Children's Studies Minor
As a children’s studies minor, you will learn about children and childhood while drawing on the expertise of faculty from across WashU. Minors will develop a sophisticated interdisciplinary understanding of childhood and the issues surrounding the treatment and status of children throughout history. This minor is housed in the Center for the Humanities.
This course will explore the recent history of the teenager in the United States, from the rise of teen culture in the 1950s to the current state of adolescence in the new century. Why have so many novels and films memorialized adolescence? How has the period of development been portrayed in recent American fiction? We will begin with J.D. Salinger's classic novel, "The Catcher in the Rye," a book that in many ways helped initiate the rise of the youth movement in the 1950s and 60s. From there, we will read a series of novels and historical studies that will trace the changes in teen culture that have occurred over the past half century. Our class will also consider a few films, which have helped shape our conception of the American teenager.

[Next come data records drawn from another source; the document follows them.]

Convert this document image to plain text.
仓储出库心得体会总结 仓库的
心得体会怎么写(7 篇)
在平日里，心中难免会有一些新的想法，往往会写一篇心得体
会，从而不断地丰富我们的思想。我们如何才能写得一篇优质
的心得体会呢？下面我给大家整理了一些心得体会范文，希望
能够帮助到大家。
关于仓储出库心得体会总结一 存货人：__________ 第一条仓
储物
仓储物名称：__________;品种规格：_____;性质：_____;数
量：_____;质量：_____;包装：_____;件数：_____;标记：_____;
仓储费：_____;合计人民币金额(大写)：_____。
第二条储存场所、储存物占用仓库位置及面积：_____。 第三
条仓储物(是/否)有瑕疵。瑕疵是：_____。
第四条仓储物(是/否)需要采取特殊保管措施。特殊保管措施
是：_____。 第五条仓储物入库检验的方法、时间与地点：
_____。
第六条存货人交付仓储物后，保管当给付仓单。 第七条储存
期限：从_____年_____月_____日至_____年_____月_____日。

A survey of Golden Age texts for children from "Alice in Wonderland" to "The Secret Garden." British and American, 1865-1914. Fiction, drama, poetry. In this course we will examine a remarkable period in the history of children's literature. The texts we read will cover a broad range of genres, from domestic fiction to fantasy literature to stories of adventure. The settings include the British nursery, the American small town, the plains of Africa, and a rabbit hole. The depictions of and assumptions about children that emerge from these disparate texts will guide our investigation of the period's concept of childhood.